Personal information
- Place of birth: Plant City, Florida, United States
- Position: Defender

College career
- Years: Team / Apps / (Gls)
- 2000–2003: Florida Southern Moccasins

Senior career*
- Years: Team / Apps / (Gls)
- 2003–2006: Charlotte Eagles
- 2005–2009: Philadelphia KiXX (indoor) / 67 / (1)

Managerial career
- 2008–2010: Philadelphia Biblical Crimson Eagles
- 2014–: Southeastern Fire
- 2016–2023: Florida Tropics SC

= Clay Roberts =

American soccer coach

Clay Roberts is the head coach of the Southeastern Fire in Lakeland, Florida and a consultant for the Empire Strykers of the Major Arena Soccer League. Roberts has also served as Director of Soccer at VSI Tampa Bay FC, and director of coaching at Brandon FC.
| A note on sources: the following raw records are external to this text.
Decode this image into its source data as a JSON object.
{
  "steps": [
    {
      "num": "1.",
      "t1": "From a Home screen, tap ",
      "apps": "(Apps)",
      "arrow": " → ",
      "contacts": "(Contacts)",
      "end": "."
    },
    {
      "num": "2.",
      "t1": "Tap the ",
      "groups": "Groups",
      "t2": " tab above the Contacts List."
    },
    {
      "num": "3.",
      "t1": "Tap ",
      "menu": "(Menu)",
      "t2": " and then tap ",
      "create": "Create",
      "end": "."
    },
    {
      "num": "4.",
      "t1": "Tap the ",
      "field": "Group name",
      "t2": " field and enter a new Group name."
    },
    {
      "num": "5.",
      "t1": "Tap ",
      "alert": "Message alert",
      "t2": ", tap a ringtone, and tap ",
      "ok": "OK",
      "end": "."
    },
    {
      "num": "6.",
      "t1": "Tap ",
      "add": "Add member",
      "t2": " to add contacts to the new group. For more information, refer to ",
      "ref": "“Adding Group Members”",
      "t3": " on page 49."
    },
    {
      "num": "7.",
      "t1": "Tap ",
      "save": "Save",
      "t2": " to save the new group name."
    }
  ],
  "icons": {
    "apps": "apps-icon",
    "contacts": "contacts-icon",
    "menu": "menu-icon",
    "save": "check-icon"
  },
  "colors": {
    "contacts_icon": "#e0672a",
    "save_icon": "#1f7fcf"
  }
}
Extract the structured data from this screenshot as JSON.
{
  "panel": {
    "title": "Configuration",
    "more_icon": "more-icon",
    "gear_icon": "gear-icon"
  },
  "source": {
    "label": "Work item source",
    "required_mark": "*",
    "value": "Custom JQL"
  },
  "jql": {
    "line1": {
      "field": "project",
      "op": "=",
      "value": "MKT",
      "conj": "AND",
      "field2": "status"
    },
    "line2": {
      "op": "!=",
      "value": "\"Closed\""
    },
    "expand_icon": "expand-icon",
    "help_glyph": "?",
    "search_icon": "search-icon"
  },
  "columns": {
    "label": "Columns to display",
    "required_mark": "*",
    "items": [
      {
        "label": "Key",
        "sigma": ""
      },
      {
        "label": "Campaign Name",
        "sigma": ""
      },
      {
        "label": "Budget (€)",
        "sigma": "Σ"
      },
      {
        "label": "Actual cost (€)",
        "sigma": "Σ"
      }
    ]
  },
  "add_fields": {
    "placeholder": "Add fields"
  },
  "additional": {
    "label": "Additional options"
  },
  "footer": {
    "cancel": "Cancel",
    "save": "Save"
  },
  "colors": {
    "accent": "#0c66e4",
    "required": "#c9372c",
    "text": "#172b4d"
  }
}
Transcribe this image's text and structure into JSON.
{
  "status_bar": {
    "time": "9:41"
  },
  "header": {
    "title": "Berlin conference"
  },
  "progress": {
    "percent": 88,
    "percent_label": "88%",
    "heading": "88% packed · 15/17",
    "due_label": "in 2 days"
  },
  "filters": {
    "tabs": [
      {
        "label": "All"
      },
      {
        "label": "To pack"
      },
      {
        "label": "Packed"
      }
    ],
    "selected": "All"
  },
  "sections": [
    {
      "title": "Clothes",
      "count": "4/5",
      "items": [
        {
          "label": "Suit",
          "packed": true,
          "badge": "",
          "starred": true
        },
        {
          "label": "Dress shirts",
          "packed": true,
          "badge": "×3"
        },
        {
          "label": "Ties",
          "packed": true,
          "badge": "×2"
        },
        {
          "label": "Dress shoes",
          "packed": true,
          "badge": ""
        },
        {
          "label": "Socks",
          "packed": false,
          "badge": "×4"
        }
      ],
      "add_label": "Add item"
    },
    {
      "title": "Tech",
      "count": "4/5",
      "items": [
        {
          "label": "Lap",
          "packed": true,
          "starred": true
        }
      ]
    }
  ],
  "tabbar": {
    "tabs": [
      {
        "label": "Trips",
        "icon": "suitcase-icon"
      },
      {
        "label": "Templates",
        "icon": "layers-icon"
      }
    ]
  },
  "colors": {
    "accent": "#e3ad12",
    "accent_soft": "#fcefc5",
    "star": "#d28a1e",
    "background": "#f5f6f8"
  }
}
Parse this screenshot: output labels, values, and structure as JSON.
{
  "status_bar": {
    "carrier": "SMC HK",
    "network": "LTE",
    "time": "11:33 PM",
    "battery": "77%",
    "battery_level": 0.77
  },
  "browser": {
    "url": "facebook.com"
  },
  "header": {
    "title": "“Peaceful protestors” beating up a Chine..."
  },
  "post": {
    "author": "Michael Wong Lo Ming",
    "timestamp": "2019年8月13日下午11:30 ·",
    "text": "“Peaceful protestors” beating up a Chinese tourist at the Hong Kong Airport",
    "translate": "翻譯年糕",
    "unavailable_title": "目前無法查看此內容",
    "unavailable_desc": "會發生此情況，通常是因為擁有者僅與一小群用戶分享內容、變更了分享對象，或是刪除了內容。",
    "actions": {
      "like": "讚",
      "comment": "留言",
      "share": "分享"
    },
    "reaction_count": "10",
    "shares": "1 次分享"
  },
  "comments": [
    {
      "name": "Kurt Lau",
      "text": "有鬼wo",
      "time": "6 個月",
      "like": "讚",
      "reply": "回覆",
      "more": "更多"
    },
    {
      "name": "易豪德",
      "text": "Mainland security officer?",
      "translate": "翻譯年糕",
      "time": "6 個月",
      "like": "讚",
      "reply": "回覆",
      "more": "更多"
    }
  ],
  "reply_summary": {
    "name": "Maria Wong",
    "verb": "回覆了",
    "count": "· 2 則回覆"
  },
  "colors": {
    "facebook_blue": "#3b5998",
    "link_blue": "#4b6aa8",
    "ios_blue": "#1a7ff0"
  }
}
As a player, Roberts attended Florida Southern College. Professionally, he played for the Charlotte Eagles and the Philadelphia KiXX, where he was a part of their 2007 MISL championship.

As a coach and administrator, Roberts has been the vice president of the Ocala Stampede in the PDL, the director of VSI, director of Brandon FC, both women's and men's head coach at Philadelphia Biblical University (now Cairn University), the Buxmont Torch FC of the WPSL, and an assistant at Palm Beach Atlantic University.

In his first year at Southeastern University, Roberts was named the Sun Conference 2015 soccer coach of the year as the team won the school's first-ever conference championship.

Roberts was named the first head coach of the Florida Tropics in the Major Arena Soccer League before the team began play in 2016.

Roberts again won the Sun Conference Coach of the Year award in 2019. Just months later, Roberts was also honored as Coach of the Year for the Major Arena Soccer League, having led the Florida Tropics to their first winning record and an Eastern Conference Championship with an 18–3 record.

Clay's brother, Cheyne, is also a coach, most recently with the USL Championship's Tampa Bay Rowdies.